Experimental breast cancer drug improves disease control

6/4/2014

A clinical trial for a breast cancer drug nearly doubled the time before disease got worse, but impact on overall survival was not shown to be significant.

Study details: post-menopausal women with locally advanced or newly metastatic breast cancer

The Phase 2 study, which involved women with the most common form of breast cancer, found that those treated with hormone drug letrozole plus Pfizer's palbociclib lived for an average of 20.2 months before their cancer progressed, compared with 10.2 months for patients given letrozole alone.

The U.S. Food and Drug Administration has granted "breakthrough" status for palbociclib.
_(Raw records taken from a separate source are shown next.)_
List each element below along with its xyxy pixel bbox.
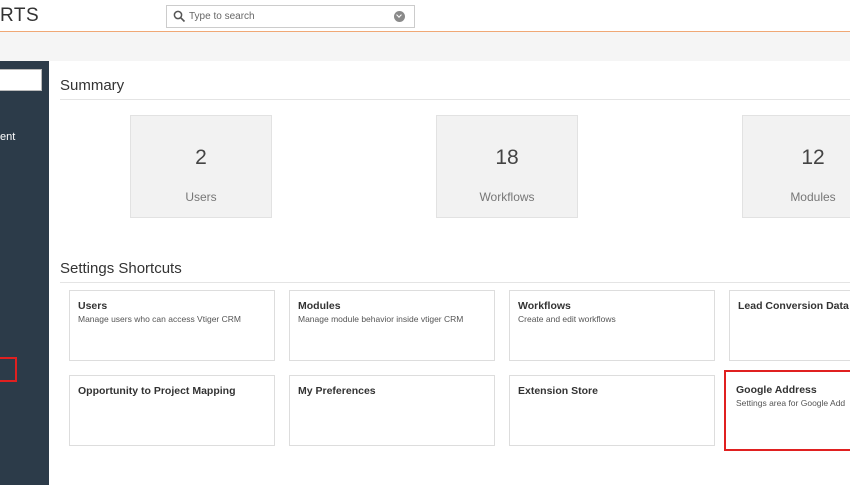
shortcut-title: Workflows [518, 300, 571, 312]
shortcut-title: Modules [298, 300, 341, 312]
shortcut-desc: Manage module behavior inside vtiger CRM [298, 314, 464, 324]
stat-workflows[interactable]: 18 Workflows [436, 115, 578, 218]
shortcut-title: Opportunity to Project Mapping [78, 385, 236, 397]
sidebar-item-label[interactable]: ent [0, 131, 15, 143]
shortcut-title: Extension Store [518, 385, 598, 397]
shortcut-users[interactable]: Users Manage users who can access Vtiger… [69, 290, 275, 361]
brand-logo-text[interactable]: RTS [0, 5, 39, 27]
shortcut-title: My Preferences [298, 385, 376, 397]
shortcut-workflows[interactable]: Workflows Create and edit workflows [509, 290, 715, 361]
shortcut-google-address[interactable]: Google Address Settings area for Google … [724, 370, 850, 451]
shortcut-desc: Settings area for Google Add [736, 398, 846, 408]
sidebar-search-input[interactable] [0, 69, 42, 91]
shortcut-desc: Create and edit workflows [518, 314, 616, 324]
stat-label: Modules [790, 190, 836, 204]
sub-header-bar [0, 32, 850, 61]
shortcut-desc: Manage users who can access Vtiger CRM [78, 314, 241, 324]
search-input[interactable]: Type to search [189, 11, 255, 22]
shortcut-title: Lead Conversion Data Ma [738, 300, 850, 312]
stat-value: 2 [195, 146, 207, 169]
shortcut-modules[interactable]: Modules Manage module behavior inside vt… [289, 290, 495, 361]
summary-divider [60, 99, 850, 100]
shortcut-title: Google Address [736, 384, 817, 396]
global-search[interactable]: Type to search [166, 5, 415, 28]
stat-users[interactable]: 2 Users [130, 115, 272, 218]
shortcut-my-preferences[interactable]: My Preferences [289, 375, 495, 446]
stat-label: Users [185, 190, 217, 204]
shortcut-title: Users [78, 300, 108, 312]
top-bar: RTS Type to search [0, 0, 850, 32]
search-options-chevron-icon[interactable] [394, 11, 405, 22]
shortcut-extension-store[interactable]: Extension Store [509, 375, 715, 446]
stat-label: Workflows [479, 190, 535, 204]
shortcuts-divider [60, 282, 850, 283]
shortcut-lead-conversion[interactable]: Lead Conversion Data Ma [729, 290, 850, 361]
shortcut-opportunity-mapping[interactable]: Opportunity to Project Mapping [69, 375, 275, 446]
stat-modules[interactable]: 12 Modules [742, 115, 850, 218]
settings-main: Summary 2 Users 18 Workflows 12 Modules … [49, 61, 850, 485]
search-icon [173, 10, 186, 23]
stat-value: 12 [801, 146, 825, 169]
sidebar-highlighted-item[interactable] [0, 357, 17, 382]
settings-sidebar: ent [0, 61, 49, 485]
stat-value: 18 [495, 146, 519, 169]
summary-title: Summary [60, 77, 125, 94]
shortcuts-title: Settings Shortcuts [60, 260, 182, 277]
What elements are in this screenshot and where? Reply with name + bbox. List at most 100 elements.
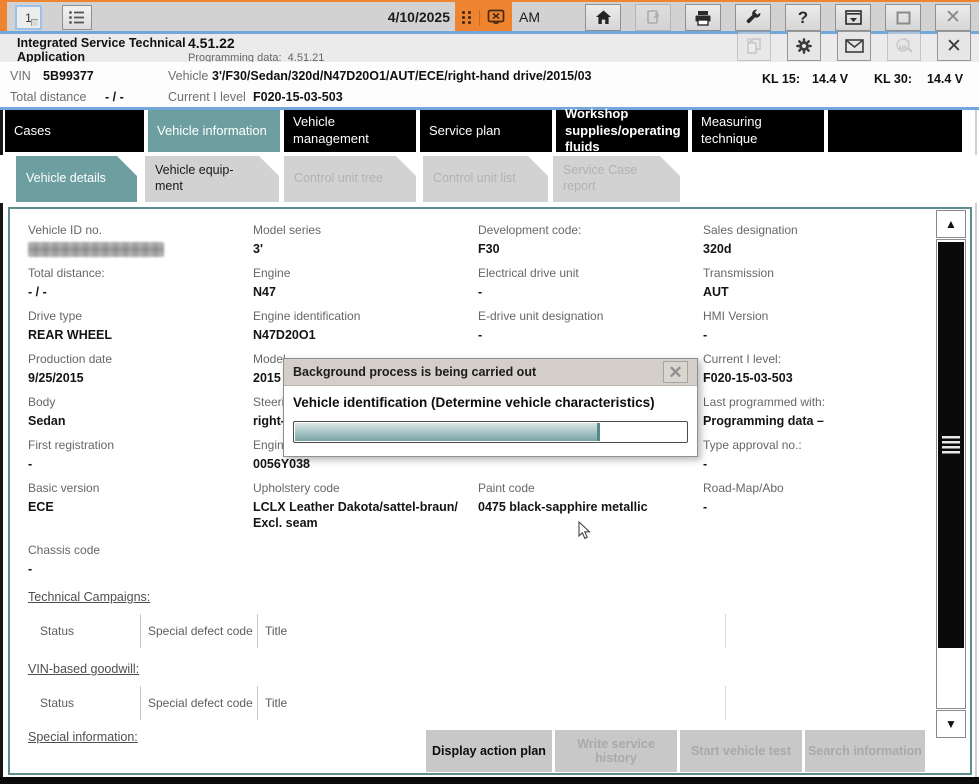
section-heading-vin-based-goodwill: VIN-based goodwill: — [28, 662, 924, 676]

Pfizer is still discussing a regulatory pathway for the drug and has not decided whether to seek accelerated approval based on Phase 2 trial results, said Mace Rothenberg, chief medical officer for Pfizer's oncology unit.

The trial tested the pill, which targets proteins involved in cell division, in post-menopausal women with locally advanced or newly diagnosed breast cancer that had spread to other parts of the body.

The women had cancer that was both estrogen receptor positive (meaning tumors grow in response to estrogen) and HER2-negative, meaning that the HER2 protein is not causing the cancer. Such patients make up about 60% of advanced breast cancer cases.

Initial data show improved survival in small sample

The initial data showed overall survival of 37.5 months for the combination treatment, compared with 33.3 months for patients given just letrozole, an estrogen blocker sold by Novartis AG under the brand name Femara.

Researchers said that because only about 30 patients in each arm of the 165-patient trial had died it was still too early to define the drug's impact on survival.

"The curves are starting to separate ... It hasn't reached statistical significance, but patients are still being followed," said Dr. Richard Finn, associate professor of medicine at the University of California, Los Angeles, and a lead author of the study.

Side effects seen in the trial, including low blood cell counts and fatigue, were manageable, he said ahead of the study's presentation on Sunday in San Diego at a meeting of the American Association for Cancer Research (AACR).

Hormonal agents, like Femara, have extended survival for women with estrogen-positive, HER2 negative breast cancer, but there have been no big advances in treatment for nearly two decades, said Dr Judy Garber, a breast cancer specialist at Boston's Dana-Farber Cancer Institute and AACR representative not involved in the palbociclib trial.

"This is garden variety breast cancer," she said. "When it recurs, all we really have are other hormonal agents ... This is the first new drug to really show promise."